NPR’s Adrian Ma spoke with Beirut-based journalist Kim Ghattas about how the unfolding U.S. and Israeli campaign against Iran is reshaping the region. Ghattas says an Israeli evacuation order and heavy bombing—along with the threat of a ground offensive aimed at southern suburbs that house Hezbollah offices and infrastructure—has displaced roughly 800,000 people, about 13% of Lebanon’s population. Beirut’s suburbs are densely populated, and moving so many people has placed enormous strain on the rest of the country.
She explains that Hezbollah fired rockets into Israel to show solidarity after the death of Iran’s supreme leader, Ali Khamenei, prompting Israel’s campaign. Ghattas warns this could become a sustained Israeli campaign against Lebanon regardless of how the wider conflict develops. The Lebanese government has declared Hezbollah’s outside-the-law military actions, called for Iranian Revolutionary Guard forces to leave, and reported arrests of people carrying weapons in the south. But many Lebanese see these moves as too little, too late: officials had chances over the past year to reassert state control in southern Lebanon but reportedly hesitated, fearing that confronting Hezbollah might spark civil war. Ghattas judges a full-scale civil war unlikely, though she notes persistent isolated violence and widespread anger.

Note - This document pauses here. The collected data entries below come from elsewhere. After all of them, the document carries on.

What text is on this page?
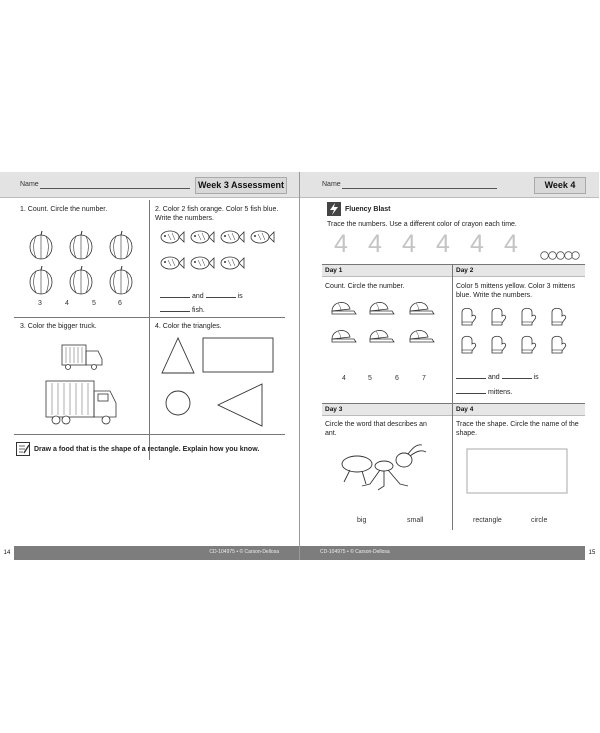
Name	Week 3 Assessment

1. Count. Circle the number.

3	4	5	6

2. Color 2 fish orange. Color 5 fish blue. Write the numbers.

and	is
fish.

3. Color the bigger truck.	4. Color the triangles.

Draw a food that is the shape of a rectangle. Explain how you know.

CD-104975 • © Carson-Dellosa
14
Name	Week 4
Fluency Blast

Trace the numbers. Use a different color of crayon each time.

4 4 4 4 4 4
Day 1

Count. Circle the number.

4	5	6	7
Day 2

Color 5 mittens yellow. Color 3 mittens blue. Write the numbers.

and	is
mittens.
Day 3

Circle the word that describes an ant.

big	small
Day 4

Trace the shape. Circle the name of the shape.

rectangle	circle
CD-104975 • © Carson-Dellosa	15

Beyond Lebanon, Iran has launched missiles and drones into neighboring countries including Saudi Arabia, Iraq, the UAE and Oman, saying U.S. military bases are targets even as some strikes have hit civilian sites. Gulf states are alarmed by the wider fallout: rising oil prices, disrupted shipping routes, damage to energy infrastructure and harm to tourism. Ghattas suggests Iran may be trying to raise the costs of the confrontation to push Gulf governments and the United States toward a quick settlement, but she cautions those attacks could instead push Gulf states closer together in opposition to Tehran. So far, Gulf countries have avoided direct military participation—denying use of their airspace or territory—but they may step up diplomatic and economic pressure.
The situation, Ghattas says, ushers the region into a dangerous new phase, with especially heavy burdens on small states like Lebanon, which has now endured intense conflict twice in roughly 18 months. Ghattas, author of Black Wave: Saudi Arabia, Iran, And The Forty-Year Rivalry That Unraveled Culture, Religion, And Collective Memory In The Middle East, warns the crisis could have long-lasting consequences across the region.